Os factos são evidentes.
Quer a Organização Mundial de Saúde (OMS), quer o Conselho Nacional de Saúde, referem que Portugal é dos quatro países da União Europeia com menos investimento na saúde (despesa de 9% do PIB, sendo que só 4,6% são investimento... 40% da despesa na saúde cabe aos portugueses).
É o próprio Secretário de Estado Adjunto e da Saúde, Francisco Ramos, responsável pela área financeira do SNS, que contraria as declarações de Mário Centeno a propósito do Programa de Estabilidade e Crescimento (PEC) e questiona a sustentabilidade da Saúde em Portugal. Para essa sustentabilidade é preciso o dobro dos 300 milhões previstos, sugerindo um aumento da carga fiscal (diminuindo os benefícios fiscais na saúde, em sede de IRS, de 15% para 5%).
Além disso, o espírito que sustentou a criação do SNS, o princípio da equidade social e da universalidade está longe de ser cumprido, não garantindo (tal como na justiça e na educação) um acesso igual a todos os cidadãos. Por exemplo, actualmente há cerca de 600 mil cidadãos, em Portugal, sem médico de família.

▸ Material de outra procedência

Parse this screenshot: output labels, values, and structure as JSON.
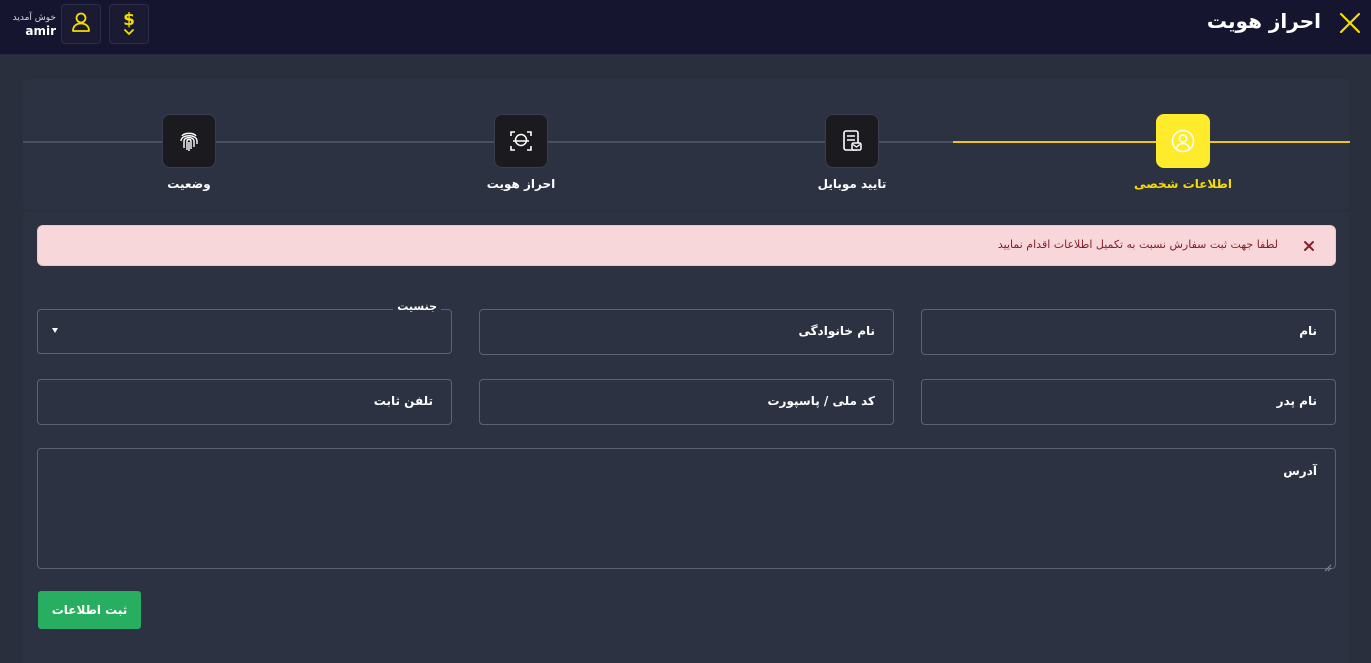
{
  "header": {
    "title": "احراز هویت",
    "welcome_text": "خوش آمدید",
    "username": "amir",
    "close_icon": "close-icon",
    "profile_icon": "user-icon",
    "wallet_icon": "dollar-icon",
    "accent_color": "#f5dd00"
  },
  "stepper": {
    "active_index": 0,
    "steps": [
      {
        "label": "اطلاعات شخصی",
        "icon": "user-circle-icon"
      },
      {
        "label": "تایید موبایل",
        "icon": "mobile-verify-icon"
      },
      {
        "label": "احراز هویت",
        "icon": "face-scan-icon"
      },
      {
        "label": "وضعیت",
        "icon": "fingerprint-icon"
      }
    ]
  },
  "alert": {
    "message": "لطفا جهت ثبت سفارش نسبت به تکمیل اطلاعات اقدام نمایید",
    "background": "#f8d7da",
    "text_color": "#842029"
  },
  "form": {
    "first_name": {
      "label": "نام",
      "value": ""
    },
    "last_name": {
      "label": "نام خانوادگی",
      "value": ""
    },
    "gender": {
      "label": "جنسیت",
      "value": ""
    },
    "father_name": {
      "label": "نام پدر",
      "value": ""
    },
    "national_code": {
      "label": "کد ملی / پاسپورت",
      "value": ""
    },
    "landline": {
      "label": "تلفن ثابت",
      "value": ""
    },
    "address": {
      "label": "آدرس",
      "value": ""
    },
    "submit_label": "ثبت اطلاعات",
    "submit_color": "#27ae60"
  }
}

Por outro lado, o SNS é um poço de contradições políticas e ideológicas espelhadas no caos que foi a gestão da pasta da saúde durante estes quatro anos.
Importa recordar a tensão entre médicos e enfermeiros e o Governo, durante a legislatura que agora termina. Podendo acrescentar-se o número de médicos e enfermeiros que preferem (ou são obrigados) a deixar o país (entre janeiro e junho deste ano, foram entregues 386 pedidos de certificados de médicos que querem exercer no estrangeiro, o triplo face ao mesmo período do ano passado que foi de 130).
Por mais que Mário Centeno queira provar o contrário, as inúmeras demissões das direcções clínicas e administrações hospitalares, o desinvestimento, as permanentes carências dos serviços são o espelho, mais que óbvio, das chamadas cativações que assolaram o SNS.
Mas a principal questão do SNS centra-se no preconceito ideológico da esquerda, nomeadamente extremismo do BE e do PCP: as questão do sector privado e das Parcerias Público Privadas.
A maior contradição entre a utopia e a realidade, o irrealismo da obsessão partidária, esteve bem patente nesta legislatura.
Face à realidade do SNS e aos desafios que lhe são colocados, nos dias de hoje, face ao reconhecimento da falta de investimento público no sector e da insustentabilidade financeira da Saúde, a presença dos privados no SNS é inevitável. E foi-o durante estes 4 anos, com a conivência do Ministério e de Marta Temido, do PCP e BE.
A título de exemplo.
A ministra Marta Temido admite contratar serviços a privados para fazer face à falta de médicos, aumentando as parcerias e criando uma maior precariedade laboral.
Por outro lado... o facto: o número de cirurgias, no SNS, atingiu, em 2018, o valor mais alto de sempre, com quase 595 mil doentes operados. Crescimento que se deveu ao recurso ao sector privado e sector social.
É este o outro lado da moeda que faz cair por terra a utopia do BE e PCP: Em 2018 registou-se um aumento de 25,8% de doentes operados em hospitais convencionados e um aumento de 15,5% de doentes operados em unidades do sector privado e social com protocolo com o SNS. Já os hospitais públicos registaram uma redução, fizeram menos 4.787 operações do que em 2017.
As voltas que a ideologia dá, nos 40 anos do SNS.